Outdoor sports apparel and gear retailer Backcountry.com, with a base of 114,000 SKUs that it changes twice a year for summer and winter product lines, arranges its fast- and slow-moving products in a way that makes it easier to meet its goal of accepting orders as late as 5 p.m. Eastern time for same-day shipment, says Jeff Carter, vice president of fulfillment. Acting on recommendations from carrier UPS, it arranged its distribution center to place the retailer’s most popular products-about 60% of a total 800,000 items-in primary locations so they can be more quickly picked, he says.
Within the primary locations, Backcountry also stores each SKU to make it as easy and fast as possible for workers to find and grab products, he adds. For popular polo shirts, for example, the retailer sorts them by size, but mixes them by color in the same bin because it’s easier for a worker to quickly grab a yellow or black shirt than to search through the labels of individual shirts for the ordered size.
2. Closely reviewed shipping contracts.
One of the quickest ways to lower shipping costs is through regular monitoring of carrier contracts, a step that many small retailers overlook, says Brian Hodgson, vice president of marketing and business engineering at Kewill Systems plc, a provider of shipping management products and services. “I don’t see enough smaller shippers looking at carrier invoices,” he says.
But with constantly changing shipping rate schedules, including fuel surcharges and supplementary charges placed on things like unusual destinations or package sizes, retailers should routinely review carrier services and fees, he adds. Reviews should cover complex matters like international shipping, which can lead to fines for export declarations that inaccurately list the country of origin of product materials, as well as more local and mundane matters like the difference in one- and two-day shipping times and rates between two U.S. cities.
In one case, a retailer reviewed carrier schedules and found it was unnecessarily paying about $23 for expedited shipping to a particular region, when the $8 ground shipping service delivered orders within the same time, Hodgson says.

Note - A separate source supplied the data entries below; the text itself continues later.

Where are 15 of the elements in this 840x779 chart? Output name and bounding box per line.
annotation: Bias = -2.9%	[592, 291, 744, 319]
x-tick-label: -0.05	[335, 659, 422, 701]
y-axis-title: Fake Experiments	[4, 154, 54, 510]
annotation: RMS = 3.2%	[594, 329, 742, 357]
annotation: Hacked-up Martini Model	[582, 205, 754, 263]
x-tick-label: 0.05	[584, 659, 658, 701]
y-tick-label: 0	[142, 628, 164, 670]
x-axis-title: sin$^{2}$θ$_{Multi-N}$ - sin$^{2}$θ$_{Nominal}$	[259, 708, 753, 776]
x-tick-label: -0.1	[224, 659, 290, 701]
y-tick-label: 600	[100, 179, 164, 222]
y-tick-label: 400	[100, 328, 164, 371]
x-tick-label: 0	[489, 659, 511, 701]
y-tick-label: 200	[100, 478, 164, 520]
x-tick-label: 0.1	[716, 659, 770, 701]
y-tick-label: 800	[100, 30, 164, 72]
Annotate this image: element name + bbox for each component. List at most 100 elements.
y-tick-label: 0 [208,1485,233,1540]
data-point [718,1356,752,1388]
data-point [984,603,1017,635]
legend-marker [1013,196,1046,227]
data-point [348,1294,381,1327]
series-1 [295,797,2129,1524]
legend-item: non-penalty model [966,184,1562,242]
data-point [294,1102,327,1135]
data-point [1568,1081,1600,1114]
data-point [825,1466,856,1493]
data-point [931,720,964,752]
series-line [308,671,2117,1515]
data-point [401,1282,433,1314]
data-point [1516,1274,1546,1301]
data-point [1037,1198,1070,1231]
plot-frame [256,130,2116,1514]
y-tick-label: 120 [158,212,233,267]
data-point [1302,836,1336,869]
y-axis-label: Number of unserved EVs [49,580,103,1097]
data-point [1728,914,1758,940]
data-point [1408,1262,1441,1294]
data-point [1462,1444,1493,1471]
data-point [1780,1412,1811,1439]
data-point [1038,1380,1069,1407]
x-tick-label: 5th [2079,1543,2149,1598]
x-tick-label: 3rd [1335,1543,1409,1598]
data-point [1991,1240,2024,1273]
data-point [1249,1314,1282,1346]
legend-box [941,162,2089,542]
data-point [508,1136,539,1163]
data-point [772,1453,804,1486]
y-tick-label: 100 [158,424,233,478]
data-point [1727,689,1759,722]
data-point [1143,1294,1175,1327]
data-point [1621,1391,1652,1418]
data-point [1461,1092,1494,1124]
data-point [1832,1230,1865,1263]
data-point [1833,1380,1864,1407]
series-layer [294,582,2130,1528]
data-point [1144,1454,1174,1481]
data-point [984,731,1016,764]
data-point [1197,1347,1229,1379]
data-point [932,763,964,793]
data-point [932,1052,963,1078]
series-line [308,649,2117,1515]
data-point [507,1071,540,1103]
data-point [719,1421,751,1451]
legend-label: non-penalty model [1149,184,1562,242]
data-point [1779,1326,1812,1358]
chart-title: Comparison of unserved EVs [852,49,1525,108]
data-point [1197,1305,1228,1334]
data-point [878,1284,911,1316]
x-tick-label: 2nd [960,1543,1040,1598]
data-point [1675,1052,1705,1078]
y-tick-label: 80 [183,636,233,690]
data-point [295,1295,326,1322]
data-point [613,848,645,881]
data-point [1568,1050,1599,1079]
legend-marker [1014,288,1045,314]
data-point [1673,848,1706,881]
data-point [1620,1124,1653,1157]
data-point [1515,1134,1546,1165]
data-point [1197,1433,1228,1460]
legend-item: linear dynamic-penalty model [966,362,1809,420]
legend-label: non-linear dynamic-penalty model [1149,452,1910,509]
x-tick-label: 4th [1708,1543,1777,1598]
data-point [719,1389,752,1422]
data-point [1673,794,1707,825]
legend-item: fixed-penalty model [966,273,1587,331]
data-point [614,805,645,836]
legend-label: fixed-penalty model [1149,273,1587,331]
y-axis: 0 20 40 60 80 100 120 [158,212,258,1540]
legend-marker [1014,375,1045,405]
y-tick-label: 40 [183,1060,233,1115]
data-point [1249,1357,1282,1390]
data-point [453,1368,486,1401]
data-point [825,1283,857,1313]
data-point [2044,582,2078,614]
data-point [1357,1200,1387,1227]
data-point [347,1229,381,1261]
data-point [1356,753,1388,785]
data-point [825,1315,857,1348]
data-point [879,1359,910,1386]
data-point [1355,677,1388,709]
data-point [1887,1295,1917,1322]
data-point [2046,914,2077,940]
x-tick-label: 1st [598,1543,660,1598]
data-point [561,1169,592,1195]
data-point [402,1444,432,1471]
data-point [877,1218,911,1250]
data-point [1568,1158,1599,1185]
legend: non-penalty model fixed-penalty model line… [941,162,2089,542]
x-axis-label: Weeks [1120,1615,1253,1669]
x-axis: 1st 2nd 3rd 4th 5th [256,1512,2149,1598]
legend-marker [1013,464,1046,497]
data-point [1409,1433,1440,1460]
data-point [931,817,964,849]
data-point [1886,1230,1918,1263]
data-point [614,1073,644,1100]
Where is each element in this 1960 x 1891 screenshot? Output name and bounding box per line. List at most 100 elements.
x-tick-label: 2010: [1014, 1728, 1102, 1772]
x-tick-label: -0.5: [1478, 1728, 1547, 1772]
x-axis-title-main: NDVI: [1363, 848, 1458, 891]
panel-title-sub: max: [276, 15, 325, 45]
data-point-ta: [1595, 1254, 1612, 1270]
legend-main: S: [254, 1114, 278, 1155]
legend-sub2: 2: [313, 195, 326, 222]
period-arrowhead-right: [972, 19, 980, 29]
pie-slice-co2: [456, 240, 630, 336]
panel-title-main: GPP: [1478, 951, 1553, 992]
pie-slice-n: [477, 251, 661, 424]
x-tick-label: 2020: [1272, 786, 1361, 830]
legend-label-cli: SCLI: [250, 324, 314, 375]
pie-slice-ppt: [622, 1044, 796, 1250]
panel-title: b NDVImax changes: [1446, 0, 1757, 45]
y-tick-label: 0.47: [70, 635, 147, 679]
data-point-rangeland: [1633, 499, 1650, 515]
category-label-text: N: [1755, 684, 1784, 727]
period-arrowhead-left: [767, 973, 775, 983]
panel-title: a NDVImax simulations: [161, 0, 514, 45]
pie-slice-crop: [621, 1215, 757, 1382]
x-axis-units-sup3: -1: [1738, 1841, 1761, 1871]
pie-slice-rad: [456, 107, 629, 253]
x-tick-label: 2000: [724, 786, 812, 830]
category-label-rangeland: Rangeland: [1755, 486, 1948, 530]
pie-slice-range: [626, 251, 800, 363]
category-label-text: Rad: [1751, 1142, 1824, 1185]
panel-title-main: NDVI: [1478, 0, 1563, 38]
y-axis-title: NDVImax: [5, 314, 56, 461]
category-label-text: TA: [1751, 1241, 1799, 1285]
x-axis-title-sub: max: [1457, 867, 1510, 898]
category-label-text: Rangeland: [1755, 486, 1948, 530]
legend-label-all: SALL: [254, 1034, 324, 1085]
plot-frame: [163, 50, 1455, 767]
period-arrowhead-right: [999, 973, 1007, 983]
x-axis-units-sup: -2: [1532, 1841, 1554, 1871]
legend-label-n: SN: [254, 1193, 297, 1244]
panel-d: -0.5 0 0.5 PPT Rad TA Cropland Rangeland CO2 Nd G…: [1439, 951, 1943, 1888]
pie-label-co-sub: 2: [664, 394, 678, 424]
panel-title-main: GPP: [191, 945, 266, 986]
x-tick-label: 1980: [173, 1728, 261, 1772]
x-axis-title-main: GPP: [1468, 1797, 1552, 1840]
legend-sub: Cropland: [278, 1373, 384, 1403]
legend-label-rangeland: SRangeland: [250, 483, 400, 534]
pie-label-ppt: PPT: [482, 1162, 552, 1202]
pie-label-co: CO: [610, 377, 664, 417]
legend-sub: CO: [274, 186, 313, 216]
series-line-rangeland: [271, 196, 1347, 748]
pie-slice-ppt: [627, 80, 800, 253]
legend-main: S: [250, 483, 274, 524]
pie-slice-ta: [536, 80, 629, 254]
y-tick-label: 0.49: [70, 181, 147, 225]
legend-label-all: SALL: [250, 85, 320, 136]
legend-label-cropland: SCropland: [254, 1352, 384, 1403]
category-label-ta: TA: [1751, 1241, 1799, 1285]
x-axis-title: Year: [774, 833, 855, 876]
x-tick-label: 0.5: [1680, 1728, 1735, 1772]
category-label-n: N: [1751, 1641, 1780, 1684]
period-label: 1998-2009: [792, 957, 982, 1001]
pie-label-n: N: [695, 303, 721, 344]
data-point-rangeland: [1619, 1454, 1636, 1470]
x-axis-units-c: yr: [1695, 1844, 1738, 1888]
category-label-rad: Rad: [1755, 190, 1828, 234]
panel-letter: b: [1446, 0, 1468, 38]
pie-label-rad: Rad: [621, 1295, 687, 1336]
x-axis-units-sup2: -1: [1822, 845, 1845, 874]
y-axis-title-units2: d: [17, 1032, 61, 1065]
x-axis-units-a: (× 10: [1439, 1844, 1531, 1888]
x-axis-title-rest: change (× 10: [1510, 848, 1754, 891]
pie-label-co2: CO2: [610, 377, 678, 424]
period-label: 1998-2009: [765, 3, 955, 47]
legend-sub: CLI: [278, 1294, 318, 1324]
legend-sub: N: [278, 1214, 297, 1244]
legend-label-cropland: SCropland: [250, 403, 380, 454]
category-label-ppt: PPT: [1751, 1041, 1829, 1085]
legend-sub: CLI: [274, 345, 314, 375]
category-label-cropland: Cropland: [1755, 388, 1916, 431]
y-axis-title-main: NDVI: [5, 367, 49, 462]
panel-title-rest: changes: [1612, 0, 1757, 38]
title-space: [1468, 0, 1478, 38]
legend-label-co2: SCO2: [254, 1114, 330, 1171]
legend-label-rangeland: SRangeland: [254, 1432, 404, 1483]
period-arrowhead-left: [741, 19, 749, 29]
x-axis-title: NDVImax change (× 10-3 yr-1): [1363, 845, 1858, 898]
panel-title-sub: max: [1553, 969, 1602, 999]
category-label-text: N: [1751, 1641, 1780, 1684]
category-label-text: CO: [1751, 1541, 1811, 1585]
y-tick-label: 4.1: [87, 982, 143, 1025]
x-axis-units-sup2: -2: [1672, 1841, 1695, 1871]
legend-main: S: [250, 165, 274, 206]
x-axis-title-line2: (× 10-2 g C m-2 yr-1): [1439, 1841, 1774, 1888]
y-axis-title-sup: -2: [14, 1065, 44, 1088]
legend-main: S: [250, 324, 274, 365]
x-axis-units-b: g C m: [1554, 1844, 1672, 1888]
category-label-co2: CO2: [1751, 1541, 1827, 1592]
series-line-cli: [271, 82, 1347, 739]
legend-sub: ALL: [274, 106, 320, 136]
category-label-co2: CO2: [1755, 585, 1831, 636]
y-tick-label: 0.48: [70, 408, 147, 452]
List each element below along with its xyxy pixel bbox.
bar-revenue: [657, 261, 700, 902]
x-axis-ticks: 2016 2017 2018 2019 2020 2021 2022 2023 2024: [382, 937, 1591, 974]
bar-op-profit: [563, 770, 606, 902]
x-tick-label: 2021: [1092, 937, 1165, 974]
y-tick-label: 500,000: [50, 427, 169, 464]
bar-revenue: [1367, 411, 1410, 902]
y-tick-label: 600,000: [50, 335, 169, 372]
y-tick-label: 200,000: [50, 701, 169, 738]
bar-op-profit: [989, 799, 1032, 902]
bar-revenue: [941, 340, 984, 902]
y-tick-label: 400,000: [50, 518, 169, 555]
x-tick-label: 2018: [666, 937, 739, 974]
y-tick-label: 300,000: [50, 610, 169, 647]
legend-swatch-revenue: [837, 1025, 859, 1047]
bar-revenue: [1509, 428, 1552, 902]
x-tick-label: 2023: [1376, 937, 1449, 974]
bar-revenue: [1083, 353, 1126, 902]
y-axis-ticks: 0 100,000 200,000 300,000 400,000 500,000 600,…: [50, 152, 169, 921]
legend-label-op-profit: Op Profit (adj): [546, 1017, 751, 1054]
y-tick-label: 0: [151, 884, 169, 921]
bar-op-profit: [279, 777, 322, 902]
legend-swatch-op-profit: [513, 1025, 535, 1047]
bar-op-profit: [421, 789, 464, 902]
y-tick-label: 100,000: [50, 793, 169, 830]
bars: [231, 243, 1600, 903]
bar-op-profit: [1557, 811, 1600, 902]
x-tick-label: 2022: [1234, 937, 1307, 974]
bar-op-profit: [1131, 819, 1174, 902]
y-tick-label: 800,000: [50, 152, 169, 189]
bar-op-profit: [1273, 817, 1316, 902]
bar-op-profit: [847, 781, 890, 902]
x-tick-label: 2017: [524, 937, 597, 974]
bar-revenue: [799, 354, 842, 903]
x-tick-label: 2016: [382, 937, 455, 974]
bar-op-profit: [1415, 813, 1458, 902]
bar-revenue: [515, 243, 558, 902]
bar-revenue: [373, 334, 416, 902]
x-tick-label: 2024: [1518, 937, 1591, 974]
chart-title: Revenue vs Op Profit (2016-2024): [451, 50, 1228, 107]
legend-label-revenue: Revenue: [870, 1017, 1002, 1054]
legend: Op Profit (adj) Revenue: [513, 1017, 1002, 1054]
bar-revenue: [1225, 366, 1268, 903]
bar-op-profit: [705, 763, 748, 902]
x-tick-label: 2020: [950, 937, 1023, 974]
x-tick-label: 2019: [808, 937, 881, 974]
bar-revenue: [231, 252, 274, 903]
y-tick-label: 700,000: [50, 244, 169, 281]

At Backcountry.com, Carter designates a transportation manager to spend several hours in January reviewing the terms of new annual rate schedules, then about one or two hours per month randomly checking carrier records to ensure that delivery times meet contract terms. At the same time, the manager checks for any fees and surcharges that may be negotiable. “It’s important to be diligent in understanding what you get charged from shipping companies, and balance the shipping costs against product margins,” Carter says.